Interview mit Sophie Emilie Beha zum zweitägigen Festival – 6.3. & 7.3.2023, Köln, Stadtgarten

Houbara – Resonanzen Iran: “Musik fernab von gängigen Klischees”

Shabnam Parvares (Photo: Liudmila Jeremies)

Am 6. und 7. März findet im Kölner Stadtgarten das zweitägige “Houbara – Resonanzen Iran”-Festival statt, zusammengestellt von der aktuellen NICA Residenz-Künstler:in Sophie Emilie Beha.

Im Austausch mit Thomas Venker gibt Sophie Emilie Beha Einblicke in den kuratorischen Prozess hinter dem Festival sowie ihre weitere journalistische Arbeit. 

Sophie Emilie Beha (Photo: Judith Wiesrecker)

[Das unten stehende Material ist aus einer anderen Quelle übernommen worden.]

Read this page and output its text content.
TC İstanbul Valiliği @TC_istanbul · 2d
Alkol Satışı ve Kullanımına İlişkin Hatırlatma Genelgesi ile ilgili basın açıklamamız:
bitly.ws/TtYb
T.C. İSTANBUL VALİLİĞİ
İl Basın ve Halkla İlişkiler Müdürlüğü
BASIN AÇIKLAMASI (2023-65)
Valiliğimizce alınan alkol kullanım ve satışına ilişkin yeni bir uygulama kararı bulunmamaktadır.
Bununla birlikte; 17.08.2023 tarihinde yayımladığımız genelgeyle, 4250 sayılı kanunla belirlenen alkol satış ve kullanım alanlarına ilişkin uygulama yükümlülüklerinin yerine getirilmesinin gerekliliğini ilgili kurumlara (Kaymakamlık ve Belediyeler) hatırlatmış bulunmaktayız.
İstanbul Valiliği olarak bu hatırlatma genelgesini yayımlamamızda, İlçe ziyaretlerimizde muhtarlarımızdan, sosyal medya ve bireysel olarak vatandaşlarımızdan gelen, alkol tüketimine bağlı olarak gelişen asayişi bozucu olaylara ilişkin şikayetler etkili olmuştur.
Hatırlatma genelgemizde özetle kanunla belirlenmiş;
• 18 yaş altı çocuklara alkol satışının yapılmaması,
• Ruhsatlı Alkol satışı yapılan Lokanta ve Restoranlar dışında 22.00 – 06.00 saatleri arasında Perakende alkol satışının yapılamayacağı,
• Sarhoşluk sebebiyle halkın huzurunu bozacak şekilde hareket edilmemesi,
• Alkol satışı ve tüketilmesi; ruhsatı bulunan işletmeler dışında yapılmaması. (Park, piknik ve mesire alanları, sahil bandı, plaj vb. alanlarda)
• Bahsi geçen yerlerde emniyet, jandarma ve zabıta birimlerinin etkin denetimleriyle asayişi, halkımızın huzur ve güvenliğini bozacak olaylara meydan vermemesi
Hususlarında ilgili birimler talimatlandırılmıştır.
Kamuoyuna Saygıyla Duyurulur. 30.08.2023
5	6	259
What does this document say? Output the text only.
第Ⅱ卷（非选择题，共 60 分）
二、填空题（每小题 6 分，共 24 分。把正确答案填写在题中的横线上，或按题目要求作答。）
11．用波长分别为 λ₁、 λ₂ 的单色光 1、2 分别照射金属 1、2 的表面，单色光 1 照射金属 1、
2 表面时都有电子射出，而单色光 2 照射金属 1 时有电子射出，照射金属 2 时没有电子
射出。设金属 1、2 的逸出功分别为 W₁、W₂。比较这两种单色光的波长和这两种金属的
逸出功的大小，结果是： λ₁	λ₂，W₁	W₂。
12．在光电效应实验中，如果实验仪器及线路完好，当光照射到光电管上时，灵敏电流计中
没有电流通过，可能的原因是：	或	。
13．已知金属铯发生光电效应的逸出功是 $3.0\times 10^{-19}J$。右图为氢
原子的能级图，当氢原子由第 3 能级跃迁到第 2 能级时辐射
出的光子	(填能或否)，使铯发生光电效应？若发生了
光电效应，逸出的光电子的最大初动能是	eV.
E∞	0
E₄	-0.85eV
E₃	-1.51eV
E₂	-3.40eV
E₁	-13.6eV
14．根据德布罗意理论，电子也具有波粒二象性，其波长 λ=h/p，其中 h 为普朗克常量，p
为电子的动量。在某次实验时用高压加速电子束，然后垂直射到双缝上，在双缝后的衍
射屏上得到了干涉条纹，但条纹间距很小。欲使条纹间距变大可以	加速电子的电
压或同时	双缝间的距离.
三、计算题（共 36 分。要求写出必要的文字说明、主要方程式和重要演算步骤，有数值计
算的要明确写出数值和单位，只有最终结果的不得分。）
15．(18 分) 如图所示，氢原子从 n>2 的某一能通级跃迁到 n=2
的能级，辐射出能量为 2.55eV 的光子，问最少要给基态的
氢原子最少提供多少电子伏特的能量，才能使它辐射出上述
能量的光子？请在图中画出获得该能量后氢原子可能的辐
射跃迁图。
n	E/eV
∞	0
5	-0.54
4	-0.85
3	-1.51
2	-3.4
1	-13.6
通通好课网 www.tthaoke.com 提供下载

Sophie, du gehörst zur aktuellen Generation an NICA Künstler:innen. Welche Erwartungen hattest du im Vorfeld an das Künstler:innen-Förderprogramm?

Sophie Emilie Beha: Ich hatte im Vorfeld keine besonderen Erwartungen. Ich habe mich einfach sehr gefreut, dass ich Teil von NICA sein kann.

Und wie sind deine konkreten Erfahrungen bislang?

Ich habe bereits zwei NICA live Konzerte im Jaki kuratiert. Das erste hat sich dem Thema Zwischenräume gewidmet, das ich in letzter Zeit immer wieder behandle. Das Konzert hat zum einen Mikrotöne beleuchtet mit Philipp Gerschlauer und seinem Trio MIKROJAZZ und zum anderen Multiphonics – in einer Komposition von Giorgio Netti für Saxofon solo, das Salim Javaid gespielt hat. Es ging also letztlich auch um den Zwischenraum zwischen Jazz und Neuer Musik.
Für das zweite Konzert habe ich die Londoner Schlagzeugerin Romarna Campbell mit ihrem Trio eingeladen. Sie hat eine ganz klare Haltung in ihrer Musik: feministisch, antirassistisch, politisch. Das mag ich. Im zweiten Set kam dann die Kölner Saxofonistin Kira Linn hinzu, die beiden hatten sich letztes Jahr bei einem Projekt in Köln kennengelernt und super verstanden. Dieser Begegnung wollte ich Raum geben.
Insgesamt ist das Wirken bei NICA natürlich ein Prozess: Ich bin ja als erste und daher einzige Kuratorin bei NICA, deshalb ist diese Situation nicht nur für mich neu. Gemeinsam mit NICA lote ich aus, was Möglichkeiten sind und wie sie sich umsetzen lassen.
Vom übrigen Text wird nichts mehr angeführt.